How to Handle Redirects with an Error Page

How to Handle Redirects with an Error Page=

Credit: Flickr

One of the problems with having a large or old website or a site that has seen a few different versions is dealing with pages that have moved and handling redirects. Generally speaking, most sites handle rewrites via htaccess or iisapi. However, once you start to get a lot of redirects, you can encounter performance issues. What I suggest using is combination redirect and 404 error page.

The first thing you’ll need to do is set up a database table. The table needs two fields: old URL and new URL. Basically, we’ll look at the page requested, see if it matches any of the values in the old URL field, and, if it does, get the URL we want to redirect to.

Once that’s set up, develop a custom 404 error page then code the 404 page to handle the lookups and redirects. This is pseudo code, but any competent programmer should be able to use it to work in PHP, ASP, JSP or whatever other scripting language you use:

## this code should execute before any code is sent to the browser
## Get the URL requested
## check the database to see if new URL exists
## if new url exists then issue a 301 redirect to new URL
## if URL does not exist then issue 404 response code and send error page to the browser

That’s it. There’s not much to it as far as coding goes. The tricky part is making sure you don’t send a 200 or 404 response code to the browser when you are doing the redirect. You also want to make sure you you don’t send a 200 response code when you are sending the 404 page. There are plenty of tools to check the response code you are sending. I like check server header tool from SEOConsultants but that’s up to you.

The code is pretty basic but there is room for improving and expanding it. For example you could track all pages with a 404 and write them to a database. If a certain number of entries occur in a single month, you can have it send you an email alert as a way of keeping ahead of potential unexpected problems. If you are tracking 404’s you’ll want to write a script to clean out entries older than 60 days so the table doesn’t get huge.

Another idea would be to track inbound referrering URL’s. If you see someone is sending a lot of traffic to an old URL, you might want to contact them to ask them to make the change directly. A straight link to the proper page is always better than one you have adjusted after the fact.

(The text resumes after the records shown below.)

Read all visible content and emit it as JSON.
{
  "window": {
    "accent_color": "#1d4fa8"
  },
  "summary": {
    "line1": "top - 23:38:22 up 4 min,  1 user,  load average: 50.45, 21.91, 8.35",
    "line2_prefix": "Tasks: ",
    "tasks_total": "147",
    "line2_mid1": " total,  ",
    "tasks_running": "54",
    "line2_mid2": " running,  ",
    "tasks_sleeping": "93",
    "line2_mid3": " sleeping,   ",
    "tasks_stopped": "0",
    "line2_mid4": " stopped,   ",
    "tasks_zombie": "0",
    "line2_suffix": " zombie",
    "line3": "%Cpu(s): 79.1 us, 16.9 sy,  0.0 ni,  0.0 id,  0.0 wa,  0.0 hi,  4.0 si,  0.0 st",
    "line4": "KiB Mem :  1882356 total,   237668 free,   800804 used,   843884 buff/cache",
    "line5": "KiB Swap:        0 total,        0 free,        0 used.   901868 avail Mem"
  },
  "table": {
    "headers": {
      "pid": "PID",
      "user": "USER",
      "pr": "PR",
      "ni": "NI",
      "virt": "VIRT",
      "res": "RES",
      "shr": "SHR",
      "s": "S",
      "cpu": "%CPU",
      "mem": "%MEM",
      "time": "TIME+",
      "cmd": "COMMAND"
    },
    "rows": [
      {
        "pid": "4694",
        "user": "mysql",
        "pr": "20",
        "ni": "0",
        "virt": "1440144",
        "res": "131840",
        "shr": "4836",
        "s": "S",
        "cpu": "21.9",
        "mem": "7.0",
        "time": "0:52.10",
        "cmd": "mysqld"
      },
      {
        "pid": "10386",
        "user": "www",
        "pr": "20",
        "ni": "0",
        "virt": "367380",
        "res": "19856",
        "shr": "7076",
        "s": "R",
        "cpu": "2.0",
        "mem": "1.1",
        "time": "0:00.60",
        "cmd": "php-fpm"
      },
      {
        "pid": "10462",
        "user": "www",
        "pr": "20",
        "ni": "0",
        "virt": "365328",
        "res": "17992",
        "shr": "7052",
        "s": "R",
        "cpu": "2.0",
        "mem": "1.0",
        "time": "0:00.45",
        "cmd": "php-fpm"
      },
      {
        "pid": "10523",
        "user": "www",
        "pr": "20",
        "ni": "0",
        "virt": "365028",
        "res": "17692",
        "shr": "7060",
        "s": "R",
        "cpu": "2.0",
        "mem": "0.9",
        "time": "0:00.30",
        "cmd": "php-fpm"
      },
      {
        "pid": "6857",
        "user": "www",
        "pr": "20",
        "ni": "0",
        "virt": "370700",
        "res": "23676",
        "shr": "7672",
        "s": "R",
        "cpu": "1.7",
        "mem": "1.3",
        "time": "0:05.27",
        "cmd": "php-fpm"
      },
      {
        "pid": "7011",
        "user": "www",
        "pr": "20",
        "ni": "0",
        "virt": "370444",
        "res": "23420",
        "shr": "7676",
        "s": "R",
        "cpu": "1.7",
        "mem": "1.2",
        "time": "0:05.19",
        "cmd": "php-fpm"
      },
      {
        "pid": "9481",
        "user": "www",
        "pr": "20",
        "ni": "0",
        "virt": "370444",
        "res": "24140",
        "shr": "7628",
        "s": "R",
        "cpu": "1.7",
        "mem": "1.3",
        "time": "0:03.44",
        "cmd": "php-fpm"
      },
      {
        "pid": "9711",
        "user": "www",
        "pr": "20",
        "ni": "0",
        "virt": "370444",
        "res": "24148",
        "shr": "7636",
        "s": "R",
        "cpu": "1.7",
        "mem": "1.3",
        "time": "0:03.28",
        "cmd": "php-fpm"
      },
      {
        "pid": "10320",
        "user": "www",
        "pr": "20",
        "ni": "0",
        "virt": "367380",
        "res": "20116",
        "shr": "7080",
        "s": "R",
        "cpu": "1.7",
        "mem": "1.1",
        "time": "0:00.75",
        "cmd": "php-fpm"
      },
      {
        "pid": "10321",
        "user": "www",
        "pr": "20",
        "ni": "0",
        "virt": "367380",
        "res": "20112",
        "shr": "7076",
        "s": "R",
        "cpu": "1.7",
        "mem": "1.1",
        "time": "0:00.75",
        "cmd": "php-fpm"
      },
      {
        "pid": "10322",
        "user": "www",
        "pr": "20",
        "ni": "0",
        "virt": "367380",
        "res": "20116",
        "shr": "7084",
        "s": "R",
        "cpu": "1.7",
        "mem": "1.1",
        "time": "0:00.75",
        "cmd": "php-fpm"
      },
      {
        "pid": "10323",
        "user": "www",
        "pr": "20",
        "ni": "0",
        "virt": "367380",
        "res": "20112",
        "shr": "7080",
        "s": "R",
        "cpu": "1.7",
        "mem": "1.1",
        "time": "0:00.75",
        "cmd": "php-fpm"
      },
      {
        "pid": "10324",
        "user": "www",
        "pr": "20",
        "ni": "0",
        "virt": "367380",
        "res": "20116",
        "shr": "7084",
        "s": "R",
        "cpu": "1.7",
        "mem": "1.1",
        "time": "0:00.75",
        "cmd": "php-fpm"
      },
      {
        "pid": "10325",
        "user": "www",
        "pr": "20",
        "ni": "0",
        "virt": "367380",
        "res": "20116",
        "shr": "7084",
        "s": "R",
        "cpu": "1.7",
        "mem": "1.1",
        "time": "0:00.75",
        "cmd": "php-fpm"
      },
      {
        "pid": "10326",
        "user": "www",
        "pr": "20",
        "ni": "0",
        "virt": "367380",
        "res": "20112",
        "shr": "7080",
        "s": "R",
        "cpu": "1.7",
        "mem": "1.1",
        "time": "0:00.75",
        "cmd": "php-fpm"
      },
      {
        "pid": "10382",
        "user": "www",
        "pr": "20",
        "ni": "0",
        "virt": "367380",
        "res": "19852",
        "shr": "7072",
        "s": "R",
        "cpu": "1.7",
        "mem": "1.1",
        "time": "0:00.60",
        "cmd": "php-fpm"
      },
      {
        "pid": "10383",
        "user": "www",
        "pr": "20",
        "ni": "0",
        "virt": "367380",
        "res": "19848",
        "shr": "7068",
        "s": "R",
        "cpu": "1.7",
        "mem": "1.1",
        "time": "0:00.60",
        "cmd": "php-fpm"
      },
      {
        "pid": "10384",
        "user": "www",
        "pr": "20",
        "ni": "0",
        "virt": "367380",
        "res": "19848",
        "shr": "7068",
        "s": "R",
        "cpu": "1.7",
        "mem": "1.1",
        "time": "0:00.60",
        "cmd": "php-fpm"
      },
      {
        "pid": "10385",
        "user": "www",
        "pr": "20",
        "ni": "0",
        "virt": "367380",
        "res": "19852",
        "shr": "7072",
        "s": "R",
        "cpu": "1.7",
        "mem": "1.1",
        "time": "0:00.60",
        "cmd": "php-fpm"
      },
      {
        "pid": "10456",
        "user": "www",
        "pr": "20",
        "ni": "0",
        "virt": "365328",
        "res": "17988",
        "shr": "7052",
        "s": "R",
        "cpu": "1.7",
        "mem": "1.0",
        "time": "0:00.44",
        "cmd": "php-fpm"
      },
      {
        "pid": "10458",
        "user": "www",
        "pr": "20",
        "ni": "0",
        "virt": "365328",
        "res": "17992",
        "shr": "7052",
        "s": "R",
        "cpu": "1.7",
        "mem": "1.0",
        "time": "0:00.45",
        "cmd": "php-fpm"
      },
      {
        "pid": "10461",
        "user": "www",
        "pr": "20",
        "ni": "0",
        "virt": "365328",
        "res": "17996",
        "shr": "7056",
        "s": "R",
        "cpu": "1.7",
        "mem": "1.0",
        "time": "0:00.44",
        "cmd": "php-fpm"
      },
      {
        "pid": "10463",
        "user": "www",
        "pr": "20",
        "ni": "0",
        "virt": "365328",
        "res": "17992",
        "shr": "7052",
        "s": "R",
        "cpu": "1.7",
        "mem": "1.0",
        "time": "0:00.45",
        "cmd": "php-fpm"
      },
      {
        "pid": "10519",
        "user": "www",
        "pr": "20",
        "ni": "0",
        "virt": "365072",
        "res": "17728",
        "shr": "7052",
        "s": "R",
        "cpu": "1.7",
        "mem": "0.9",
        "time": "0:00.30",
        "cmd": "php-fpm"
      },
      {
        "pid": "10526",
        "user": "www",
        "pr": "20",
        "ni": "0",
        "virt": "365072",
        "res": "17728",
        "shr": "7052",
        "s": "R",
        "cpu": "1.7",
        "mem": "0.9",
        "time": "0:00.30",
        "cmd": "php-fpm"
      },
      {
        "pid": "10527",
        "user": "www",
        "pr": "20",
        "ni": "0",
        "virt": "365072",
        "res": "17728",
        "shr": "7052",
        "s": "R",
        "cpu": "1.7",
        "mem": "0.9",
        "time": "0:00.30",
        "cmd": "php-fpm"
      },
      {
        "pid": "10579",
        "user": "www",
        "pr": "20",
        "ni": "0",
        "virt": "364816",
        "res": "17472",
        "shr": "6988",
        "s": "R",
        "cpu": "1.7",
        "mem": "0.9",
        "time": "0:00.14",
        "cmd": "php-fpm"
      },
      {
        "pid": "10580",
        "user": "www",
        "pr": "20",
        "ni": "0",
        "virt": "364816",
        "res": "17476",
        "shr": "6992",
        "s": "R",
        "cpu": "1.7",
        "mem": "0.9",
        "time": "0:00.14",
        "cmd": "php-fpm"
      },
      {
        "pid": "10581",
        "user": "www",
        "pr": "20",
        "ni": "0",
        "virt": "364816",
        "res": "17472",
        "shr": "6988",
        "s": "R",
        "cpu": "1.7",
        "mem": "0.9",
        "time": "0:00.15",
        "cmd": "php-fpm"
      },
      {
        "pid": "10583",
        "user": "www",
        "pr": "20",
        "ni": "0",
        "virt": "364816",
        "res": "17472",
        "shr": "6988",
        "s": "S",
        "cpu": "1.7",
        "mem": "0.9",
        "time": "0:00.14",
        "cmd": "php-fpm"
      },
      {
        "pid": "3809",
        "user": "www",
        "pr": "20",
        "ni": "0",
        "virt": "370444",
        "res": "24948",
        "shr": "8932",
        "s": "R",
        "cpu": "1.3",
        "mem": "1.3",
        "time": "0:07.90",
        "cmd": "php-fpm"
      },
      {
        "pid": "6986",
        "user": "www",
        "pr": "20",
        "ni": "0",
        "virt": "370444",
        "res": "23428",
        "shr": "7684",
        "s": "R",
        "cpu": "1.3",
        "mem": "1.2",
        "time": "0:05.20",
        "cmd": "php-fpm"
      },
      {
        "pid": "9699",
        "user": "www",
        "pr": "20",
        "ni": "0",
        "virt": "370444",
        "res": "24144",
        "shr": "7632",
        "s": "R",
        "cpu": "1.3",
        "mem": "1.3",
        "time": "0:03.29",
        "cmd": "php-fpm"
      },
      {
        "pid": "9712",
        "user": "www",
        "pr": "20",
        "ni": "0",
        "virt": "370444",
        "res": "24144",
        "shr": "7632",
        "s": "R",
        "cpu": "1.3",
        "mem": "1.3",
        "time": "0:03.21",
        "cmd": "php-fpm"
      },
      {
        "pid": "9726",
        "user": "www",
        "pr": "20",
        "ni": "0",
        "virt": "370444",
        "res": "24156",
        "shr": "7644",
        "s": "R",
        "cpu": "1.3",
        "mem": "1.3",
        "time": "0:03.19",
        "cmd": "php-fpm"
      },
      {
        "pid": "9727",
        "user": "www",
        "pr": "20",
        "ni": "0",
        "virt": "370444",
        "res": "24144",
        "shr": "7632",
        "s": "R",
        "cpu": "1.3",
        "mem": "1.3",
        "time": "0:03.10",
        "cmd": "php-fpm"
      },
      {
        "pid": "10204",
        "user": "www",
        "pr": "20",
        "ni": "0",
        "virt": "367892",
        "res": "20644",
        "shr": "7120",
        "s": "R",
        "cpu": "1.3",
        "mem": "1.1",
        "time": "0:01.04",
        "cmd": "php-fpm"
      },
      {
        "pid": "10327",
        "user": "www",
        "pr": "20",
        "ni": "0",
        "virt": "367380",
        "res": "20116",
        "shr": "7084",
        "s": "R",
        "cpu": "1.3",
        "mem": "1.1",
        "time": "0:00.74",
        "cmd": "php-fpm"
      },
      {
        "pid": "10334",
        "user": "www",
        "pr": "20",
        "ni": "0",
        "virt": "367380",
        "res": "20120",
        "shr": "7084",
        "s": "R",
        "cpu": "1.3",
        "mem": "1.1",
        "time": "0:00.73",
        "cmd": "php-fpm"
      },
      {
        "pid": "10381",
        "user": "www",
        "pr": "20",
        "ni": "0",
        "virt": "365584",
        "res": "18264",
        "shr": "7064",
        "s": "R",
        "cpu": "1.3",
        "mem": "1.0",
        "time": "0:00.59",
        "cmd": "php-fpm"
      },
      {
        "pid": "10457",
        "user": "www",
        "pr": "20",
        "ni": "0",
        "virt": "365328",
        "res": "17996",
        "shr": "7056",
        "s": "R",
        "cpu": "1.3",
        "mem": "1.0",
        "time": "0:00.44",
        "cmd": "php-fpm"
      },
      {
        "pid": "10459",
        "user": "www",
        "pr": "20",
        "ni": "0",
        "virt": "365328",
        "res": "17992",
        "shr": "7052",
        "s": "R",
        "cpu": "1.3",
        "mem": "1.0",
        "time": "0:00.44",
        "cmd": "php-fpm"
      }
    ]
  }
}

If you start using a script like this, be wary of the potential to chain 301 redirects together. You want to avoid a 301 redirect into a 301 redirect. The more redirects you pass through the greater the chance a search engine is going to get it wrong. If you have to move something a second time, go back and change the destination URL in the first redirect as well. It’s just good practice for keeping a well-maintained website.